Life, Family, Notre Dame

fighting irishWith the start of a season, it is natural to contemplate all that is possible in new beginnings. For Notre Dame and her fans, that feeling is heightened with the dawn of the Brian Kelly Era coming in a few short days. In the Brawling Hibernian household, however, my thoughts will be on what is ending, rather than beginning this season.

In late- May, my wife and I found out we are expecting a child. The Hiberna-baby will be joining us in February of 2011, meaning that this will be my last childless Notre Dame football season. Beyond simple matters of parental responsibility, this child will change everything about the manner in which I watch Notre Dame games for the remainder of my life. Beginning next season, I will begin the process of introducing Notre Dame football and all its joys (and, yes, agonies) to a new fan. The history, the games, the players, the traditions; all of it. It is a weighty task, but one which I look forward to with great anticipation.

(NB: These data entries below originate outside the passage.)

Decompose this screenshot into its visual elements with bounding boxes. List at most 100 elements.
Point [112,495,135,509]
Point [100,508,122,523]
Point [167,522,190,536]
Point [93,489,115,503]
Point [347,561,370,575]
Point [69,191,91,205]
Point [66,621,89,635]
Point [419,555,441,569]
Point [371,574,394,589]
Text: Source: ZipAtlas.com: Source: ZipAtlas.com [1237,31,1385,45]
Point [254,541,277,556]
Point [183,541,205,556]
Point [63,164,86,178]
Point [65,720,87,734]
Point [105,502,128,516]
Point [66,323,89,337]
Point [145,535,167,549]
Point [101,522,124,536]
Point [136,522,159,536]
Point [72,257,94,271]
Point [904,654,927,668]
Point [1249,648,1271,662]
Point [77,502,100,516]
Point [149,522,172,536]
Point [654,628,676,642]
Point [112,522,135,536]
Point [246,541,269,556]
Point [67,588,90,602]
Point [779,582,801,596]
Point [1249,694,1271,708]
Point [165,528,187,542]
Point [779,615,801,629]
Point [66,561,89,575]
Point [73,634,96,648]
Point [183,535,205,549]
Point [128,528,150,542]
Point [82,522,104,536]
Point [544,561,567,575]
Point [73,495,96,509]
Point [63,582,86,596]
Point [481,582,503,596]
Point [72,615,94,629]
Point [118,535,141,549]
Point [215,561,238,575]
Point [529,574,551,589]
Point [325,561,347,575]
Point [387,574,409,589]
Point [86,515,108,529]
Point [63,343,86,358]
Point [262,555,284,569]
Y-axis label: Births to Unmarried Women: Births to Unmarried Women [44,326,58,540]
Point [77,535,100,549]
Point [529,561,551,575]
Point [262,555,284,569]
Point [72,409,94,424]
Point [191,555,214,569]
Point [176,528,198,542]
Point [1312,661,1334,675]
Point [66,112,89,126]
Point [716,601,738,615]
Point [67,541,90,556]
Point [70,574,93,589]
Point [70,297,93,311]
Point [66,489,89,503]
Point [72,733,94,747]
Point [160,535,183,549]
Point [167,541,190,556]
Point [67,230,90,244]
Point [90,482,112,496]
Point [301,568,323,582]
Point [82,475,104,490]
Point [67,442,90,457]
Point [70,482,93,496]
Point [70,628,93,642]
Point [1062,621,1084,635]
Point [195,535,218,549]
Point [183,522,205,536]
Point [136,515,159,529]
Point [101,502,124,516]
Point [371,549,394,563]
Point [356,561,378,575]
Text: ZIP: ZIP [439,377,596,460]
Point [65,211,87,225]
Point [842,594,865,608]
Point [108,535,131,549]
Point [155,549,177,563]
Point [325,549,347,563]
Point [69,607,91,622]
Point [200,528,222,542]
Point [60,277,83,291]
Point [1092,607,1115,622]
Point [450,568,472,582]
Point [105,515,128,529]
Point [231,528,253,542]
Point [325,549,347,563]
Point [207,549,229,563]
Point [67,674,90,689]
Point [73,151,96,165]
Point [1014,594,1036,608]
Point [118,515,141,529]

My own Notre Dame fandom began over two decades ago. I was ten and began to take note of the way in which my own father spent several hours on Saturday afternoons in the fall. Once I took a small peak into the world of Notre Dame, I was hooked. With the zeal of a convert, I ate, slept and breathed Notre Dame football. Each game, I would join my father at a tavern, owned by one of his friends, to watch ND. It was located in a working class Irish Catholic community, and barely any of the cops, firemen and miscellaneous blue collar workers who packed the place to watch their beloved team had ever been to a game at Notre Dame, much less studied there. Still, theirs was an undeniable passion for the school which was irresistible to me.

Over the years, the relationship between my father and I grew tense, and then got worse. In spite of this, however, on a handful of Saturdays each year, we could still find common ground in rooting for the Irish. To this day, while there are a great many things about the relationship with my father I wish could have been different, the happiness of watching Notre Dame games together will never be one of them.

This autumn, as Kelly’s Heroes quicken the pulses of the Notre Dame faithful, I will be watching their games with one eye on the action and the other on the soon-to-be filled seat next to me on the couch. With a smile, I will think of Saturdays to come, lessons to be taught and memories to be made. Along the way, I will heartily bid welcome to a new start in South Bend while simultaneously saying farewell to the fandom I’ve come to know. Go Irish!